Budget 2018: Textile and Garment Industry gets a boost

February 2, 2018 written by
Budget-2018-19-Garment-Textile-India

 

Union Finance Minister Arun Jaitley presented the Union Budget 2018-19 in Parliament on Thursday. This budget, Mr Jaitley’s fifth, is the last full budget of this NDA government before India goes to polls for the General Elections due to take place in 2019. This is the first budget after big-ticket economic reforms such as the Goods and Services Tax (GST), dynamic fuel pricing, mega PSU bank recapitalisation and more.

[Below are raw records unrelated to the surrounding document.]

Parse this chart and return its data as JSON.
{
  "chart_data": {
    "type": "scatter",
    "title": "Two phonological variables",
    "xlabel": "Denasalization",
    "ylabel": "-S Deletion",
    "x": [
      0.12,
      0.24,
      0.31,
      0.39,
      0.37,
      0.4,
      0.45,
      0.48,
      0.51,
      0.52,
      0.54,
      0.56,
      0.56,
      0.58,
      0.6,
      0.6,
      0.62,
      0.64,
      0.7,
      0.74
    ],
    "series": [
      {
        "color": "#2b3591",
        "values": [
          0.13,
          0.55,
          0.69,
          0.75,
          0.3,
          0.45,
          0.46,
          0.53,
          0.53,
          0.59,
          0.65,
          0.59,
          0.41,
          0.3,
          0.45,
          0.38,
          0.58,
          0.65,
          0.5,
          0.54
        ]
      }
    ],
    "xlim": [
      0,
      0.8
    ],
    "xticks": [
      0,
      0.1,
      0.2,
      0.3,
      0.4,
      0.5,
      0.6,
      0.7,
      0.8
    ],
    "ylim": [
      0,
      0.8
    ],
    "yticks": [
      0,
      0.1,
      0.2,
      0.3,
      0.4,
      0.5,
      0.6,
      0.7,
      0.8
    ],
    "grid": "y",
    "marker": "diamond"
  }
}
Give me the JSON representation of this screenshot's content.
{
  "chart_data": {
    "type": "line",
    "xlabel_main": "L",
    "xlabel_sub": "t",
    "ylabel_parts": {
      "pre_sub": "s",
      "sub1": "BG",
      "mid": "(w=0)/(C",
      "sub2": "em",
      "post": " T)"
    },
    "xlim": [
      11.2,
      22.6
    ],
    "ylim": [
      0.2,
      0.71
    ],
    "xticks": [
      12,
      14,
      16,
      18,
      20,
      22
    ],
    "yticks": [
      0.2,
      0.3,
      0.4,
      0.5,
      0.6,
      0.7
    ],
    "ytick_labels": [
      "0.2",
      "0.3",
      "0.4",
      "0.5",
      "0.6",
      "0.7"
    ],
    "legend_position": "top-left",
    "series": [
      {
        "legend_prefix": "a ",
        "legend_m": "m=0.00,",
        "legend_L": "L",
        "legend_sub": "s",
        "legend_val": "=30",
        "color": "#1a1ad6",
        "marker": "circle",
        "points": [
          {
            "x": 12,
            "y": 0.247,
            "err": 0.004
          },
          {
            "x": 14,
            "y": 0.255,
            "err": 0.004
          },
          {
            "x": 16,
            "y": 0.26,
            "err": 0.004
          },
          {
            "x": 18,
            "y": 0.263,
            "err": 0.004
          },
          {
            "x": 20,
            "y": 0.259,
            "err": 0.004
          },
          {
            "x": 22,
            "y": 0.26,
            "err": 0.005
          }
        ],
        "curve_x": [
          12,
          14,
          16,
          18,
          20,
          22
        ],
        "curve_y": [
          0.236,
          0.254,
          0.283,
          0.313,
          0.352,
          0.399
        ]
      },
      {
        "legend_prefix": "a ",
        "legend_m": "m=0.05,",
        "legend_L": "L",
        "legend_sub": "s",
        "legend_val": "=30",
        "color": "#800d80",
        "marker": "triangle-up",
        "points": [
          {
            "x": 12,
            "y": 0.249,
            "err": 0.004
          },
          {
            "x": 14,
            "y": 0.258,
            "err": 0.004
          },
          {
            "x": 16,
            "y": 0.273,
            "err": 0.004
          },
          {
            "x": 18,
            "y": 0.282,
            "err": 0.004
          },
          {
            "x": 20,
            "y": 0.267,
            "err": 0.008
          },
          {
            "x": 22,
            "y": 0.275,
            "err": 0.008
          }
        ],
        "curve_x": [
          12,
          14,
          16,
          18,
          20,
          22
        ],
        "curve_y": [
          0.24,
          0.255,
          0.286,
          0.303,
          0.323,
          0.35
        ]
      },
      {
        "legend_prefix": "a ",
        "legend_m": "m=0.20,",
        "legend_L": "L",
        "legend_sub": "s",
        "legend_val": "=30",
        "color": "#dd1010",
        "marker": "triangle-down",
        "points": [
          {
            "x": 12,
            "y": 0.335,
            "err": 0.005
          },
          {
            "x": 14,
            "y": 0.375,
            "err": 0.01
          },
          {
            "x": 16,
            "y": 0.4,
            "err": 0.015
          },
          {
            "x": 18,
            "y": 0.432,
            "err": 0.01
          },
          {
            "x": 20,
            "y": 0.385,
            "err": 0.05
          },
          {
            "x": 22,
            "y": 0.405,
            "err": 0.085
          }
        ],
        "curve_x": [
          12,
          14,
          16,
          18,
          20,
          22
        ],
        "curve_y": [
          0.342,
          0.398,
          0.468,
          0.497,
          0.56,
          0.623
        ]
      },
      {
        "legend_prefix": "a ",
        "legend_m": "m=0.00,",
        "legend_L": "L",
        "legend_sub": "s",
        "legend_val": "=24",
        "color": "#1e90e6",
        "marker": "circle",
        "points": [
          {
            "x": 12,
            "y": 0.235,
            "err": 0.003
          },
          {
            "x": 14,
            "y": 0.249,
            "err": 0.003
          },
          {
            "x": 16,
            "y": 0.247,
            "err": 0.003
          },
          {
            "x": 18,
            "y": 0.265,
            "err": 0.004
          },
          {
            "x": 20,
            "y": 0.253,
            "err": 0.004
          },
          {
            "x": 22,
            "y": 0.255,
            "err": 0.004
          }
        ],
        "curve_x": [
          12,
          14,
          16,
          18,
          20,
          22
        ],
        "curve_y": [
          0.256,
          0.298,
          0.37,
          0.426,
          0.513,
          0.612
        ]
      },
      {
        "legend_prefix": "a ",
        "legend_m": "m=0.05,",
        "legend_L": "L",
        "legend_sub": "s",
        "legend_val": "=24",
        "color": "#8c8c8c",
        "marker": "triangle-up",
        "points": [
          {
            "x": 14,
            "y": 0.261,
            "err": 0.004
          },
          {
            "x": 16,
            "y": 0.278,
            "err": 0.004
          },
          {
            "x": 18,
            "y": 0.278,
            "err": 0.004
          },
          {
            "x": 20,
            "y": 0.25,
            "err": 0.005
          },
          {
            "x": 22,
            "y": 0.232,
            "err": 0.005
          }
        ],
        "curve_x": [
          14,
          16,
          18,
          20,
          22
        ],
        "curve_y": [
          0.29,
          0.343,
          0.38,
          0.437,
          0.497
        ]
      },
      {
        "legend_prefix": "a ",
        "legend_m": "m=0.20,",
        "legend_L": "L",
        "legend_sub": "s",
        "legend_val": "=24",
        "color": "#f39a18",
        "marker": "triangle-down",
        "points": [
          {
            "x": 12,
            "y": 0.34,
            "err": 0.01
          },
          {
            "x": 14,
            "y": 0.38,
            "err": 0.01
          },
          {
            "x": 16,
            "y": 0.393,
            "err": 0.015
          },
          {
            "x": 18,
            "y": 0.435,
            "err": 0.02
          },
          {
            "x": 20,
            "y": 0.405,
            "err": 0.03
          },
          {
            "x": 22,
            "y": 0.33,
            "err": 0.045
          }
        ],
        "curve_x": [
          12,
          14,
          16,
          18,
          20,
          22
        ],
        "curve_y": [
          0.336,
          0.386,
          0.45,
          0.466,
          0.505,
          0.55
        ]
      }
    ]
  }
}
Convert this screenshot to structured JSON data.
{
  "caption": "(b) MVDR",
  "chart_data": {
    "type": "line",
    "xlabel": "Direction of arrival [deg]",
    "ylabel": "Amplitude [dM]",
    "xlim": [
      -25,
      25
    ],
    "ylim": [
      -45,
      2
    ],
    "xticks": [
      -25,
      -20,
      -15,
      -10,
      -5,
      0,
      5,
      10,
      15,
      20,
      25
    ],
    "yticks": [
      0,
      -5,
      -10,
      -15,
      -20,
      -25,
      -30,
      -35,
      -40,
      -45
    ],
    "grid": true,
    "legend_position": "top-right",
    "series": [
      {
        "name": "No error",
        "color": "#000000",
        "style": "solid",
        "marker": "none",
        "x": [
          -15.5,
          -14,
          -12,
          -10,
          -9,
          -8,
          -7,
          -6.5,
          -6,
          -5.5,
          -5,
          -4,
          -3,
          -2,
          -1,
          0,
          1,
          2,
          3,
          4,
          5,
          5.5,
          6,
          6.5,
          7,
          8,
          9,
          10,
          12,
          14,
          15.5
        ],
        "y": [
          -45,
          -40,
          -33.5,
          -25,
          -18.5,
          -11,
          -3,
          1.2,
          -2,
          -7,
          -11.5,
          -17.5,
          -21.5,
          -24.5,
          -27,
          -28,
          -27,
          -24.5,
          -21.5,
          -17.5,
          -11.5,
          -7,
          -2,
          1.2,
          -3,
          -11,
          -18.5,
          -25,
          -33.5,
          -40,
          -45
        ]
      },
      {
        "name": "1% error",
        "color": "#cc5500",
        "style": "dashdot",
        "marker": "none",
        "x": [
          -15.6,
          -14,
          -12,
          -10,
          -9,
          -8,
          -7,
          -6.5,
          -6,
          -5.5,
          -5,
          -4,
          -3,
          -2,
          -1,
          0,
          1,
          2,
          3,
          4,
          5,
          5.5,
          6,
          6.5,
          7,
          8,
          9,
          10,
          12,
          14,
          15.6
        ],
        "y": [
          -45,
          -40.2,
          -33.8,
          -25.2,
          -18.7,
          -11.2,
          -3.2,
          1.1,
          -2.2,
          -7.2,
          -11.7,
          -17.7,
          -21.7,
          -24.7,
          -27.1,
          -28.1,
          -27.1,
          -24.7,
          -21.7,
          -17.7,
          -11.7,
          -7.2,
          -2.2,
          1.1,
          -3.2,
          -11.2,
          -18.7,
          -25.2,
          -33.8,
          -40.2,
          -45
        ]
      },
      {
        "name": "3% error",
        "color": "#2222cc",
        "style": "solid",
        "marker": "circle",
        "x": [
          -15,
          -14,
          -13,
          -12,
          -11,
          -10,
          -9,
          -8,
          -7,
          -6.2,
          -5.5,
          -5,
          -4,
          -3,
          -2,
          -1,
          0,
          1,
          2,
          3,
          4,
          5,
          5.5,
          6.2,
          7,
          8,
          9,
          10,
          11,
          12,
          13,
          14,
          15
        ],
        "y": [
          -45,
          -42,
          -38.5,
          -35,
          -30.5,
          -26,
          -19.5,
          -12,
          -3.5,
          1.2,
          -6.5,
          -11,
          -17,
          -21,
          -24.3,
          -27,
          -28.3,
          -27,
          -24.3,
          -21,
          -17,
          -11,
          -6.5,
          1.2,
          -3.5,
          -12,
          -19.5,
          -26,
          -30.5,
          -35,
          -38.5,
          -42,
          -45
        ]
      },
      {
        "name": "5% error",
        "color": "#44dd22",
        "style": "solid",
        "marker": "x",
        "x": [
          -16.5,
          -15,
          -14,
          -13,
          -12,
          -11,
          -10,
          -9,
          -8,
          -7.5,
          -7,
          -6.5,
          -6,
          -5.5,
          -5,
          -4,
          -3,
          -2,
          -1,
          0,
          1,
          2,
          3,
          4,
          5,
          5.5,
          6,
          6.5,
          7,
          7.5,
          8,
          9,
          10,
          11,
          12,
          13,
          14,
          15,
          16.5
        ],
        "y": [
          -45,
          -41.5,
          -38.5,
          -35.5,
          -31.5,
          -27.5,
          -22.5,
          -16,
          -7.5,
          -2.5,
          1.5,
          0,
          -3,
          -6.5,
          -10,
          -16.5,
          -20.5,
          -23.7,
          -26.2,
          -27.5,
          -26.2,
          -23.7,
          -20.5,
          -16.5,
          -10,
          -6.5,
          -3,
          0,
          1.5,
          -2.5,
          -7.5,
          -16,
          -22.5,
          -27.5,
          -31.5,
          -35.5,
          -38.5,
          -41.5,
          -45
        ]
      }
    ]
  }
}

Finance Minister Arun Jaitley in his Budget speech allocated a substantial sum for the industry comprising yarn spinners, fabric and garment manufacturers and exporters. The Union Budget 2018 also includes the Railway Budget, the latter was presented separately till it was decided to present a joint annual budget in 2017.

This budget session kicked off on January 29 when Chief Economic Adviser Arvind Subramanian tabled the Economic Survey 2017-18 in the Lok Sabha. The survey predicted India’s economy to revive after the slowdown of 2017 and pegged India’s GDP growth rate forecast at 7-7.5 per cent. From 2014-15 to 2017-18, the average GDP growth rate was 7.3 per cent. The survey also found that the tax net widened in the 2017 fiscal with a huge increase in individual taxpayers, rollout of GST and demonetisation.

This year’s budget was a kind of give and take; but it was more take than give, especially for the common man. On one hand, Mr Jaitley reintroduced standard deduction, gave senior citizens a few reasons to cheer and increased take-home pay of women in the workforce. While on the other hand, he took away the medical and travel allowances of the salaried class, introduced long-term capital gains tax on equity and even hiked the cess you pay on income tax.

Textiles exports from India, though, are likely to get a boost with the increase in the special package for the financial year 2018-19.

 

The Finance Minister, in the Union Budget 2018-19 raised special package by 19 per cent to Rs 71.48 billion for the apparel sector, to boost exports. In 2016, the government had announced a special package of ₹60 crores for the same purpose.

From earlier rates of 7.5 per cent duty drawback and 3.5 per cent ROSL on cotton apparel and 9.8 per cent and 3.5 per cent on man-made apparel, the apparel-exporting industry has seen these falling to 2 per cent duty drawback and 1.5 per cent ROSL on cotton apparel, and 2.5 per cent and 1.5 per cent on man-made apparel since the rollout of GST.